The purpose of this report is to examine the fundamental poverty and to suggest some possible solutions to deal with them. This report firstly describes the main factors causing some developing countries to remain a cycle of poverty, and then examines two effective solutions to reduce poverty. Finally, the benefits of attracting foreign investors to invest emerging economy as well as international aid as a recommendation will be discussed. 2. The causes of poverty

There are some direct impacts on people who are vulnerable to poverty such as the lack of health care, failed policies and poor lifestyle. This might lead to the pressure of many countries overwhelmed that of individuals, because the government makes policies that are not suit for local residents lead to governments waste a lot of money. In addition to this, the lifestyle some developing countries have which is causing huge health problems ranging from parents to children. Therefore, poverty is related to different aspects of society that affects people life as well as the development of countries.

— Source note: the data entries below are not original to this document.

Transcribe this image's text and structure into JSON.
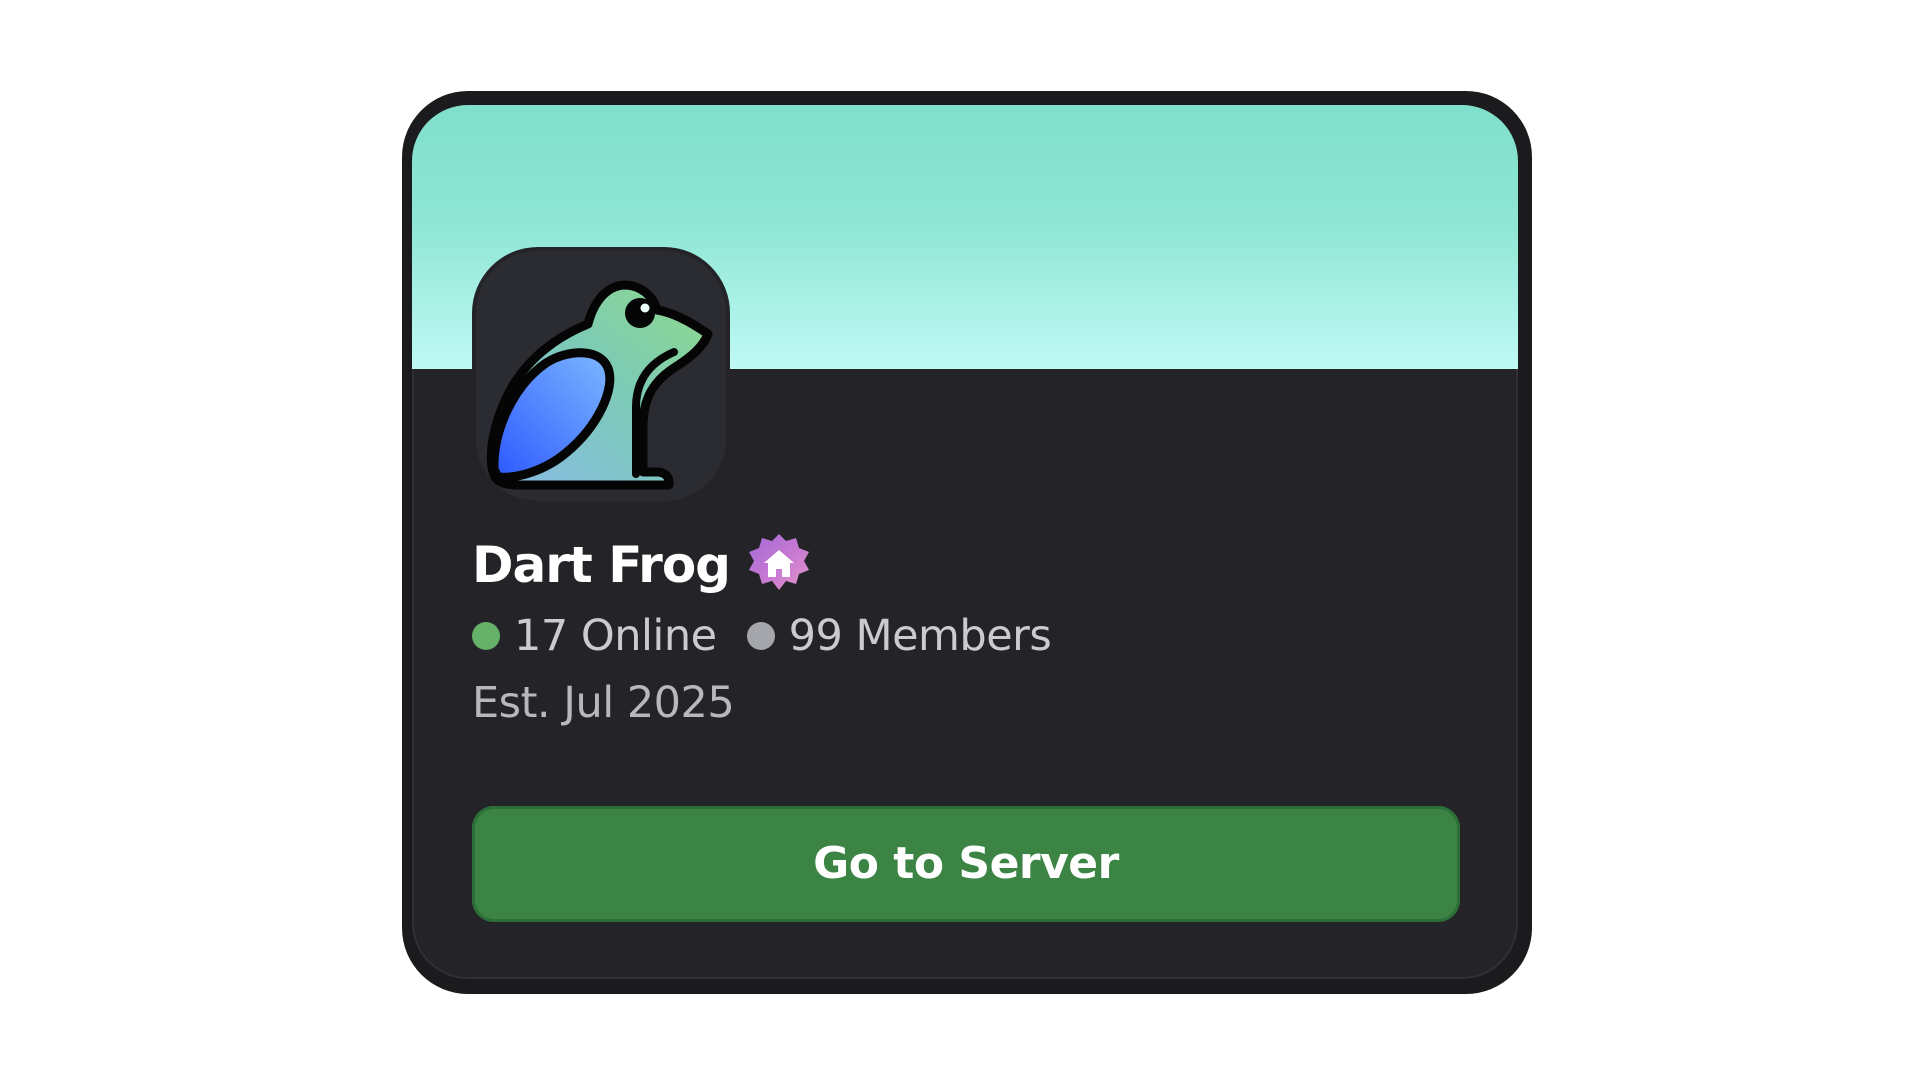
{
  "server": {
    "name": "Dart Frog",
    "online_text": "17 Online",
    "members_text": "99 Members",
    "established_text": "Est. Jul 2025"
  },
  "actions": {
    "go_to_server_label": "Go to Server"
  },
  "icons": {
    "server_icon": "dart-frog-logo",
    "badge_icon": "house-badge-icon"
  },
  "colors": {
    "banner_top": "#7fdfca",
    "banner_bottom": "#bff9f4",
    "card_background": "#242428",
    "online_dot": "#65b169",
    "members_dot": "#a5a6ab",
    "button_background": "#3c8444",
    "badge_pink": "#e497c8",
    "badge_purple": "#a46ad8"
  }
}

2.1 Inefficient development
There is an issue that governments have many areas to develop and directly affects people who are the target of it. Firstly, inappropriate policies may lead to residents far away from the benefits of development. Gien et al. (2007) give an example that Vietnam government carried on a reform policy for reducing poverty. However, this policy widen the gap between the rich region and the poor region resulting in rural residents as the victims of development, Ajakaiye and Adeyeye (2002) point out that this is because the process of policies reform affects economy development resulting in people easily losing their job when the policy fails. Therefore, failed policies could impose big burdens on some countries resulting in more people becoming victims of poverty. Secondly, under developed infrastructures widen the gap between the rich and the poor.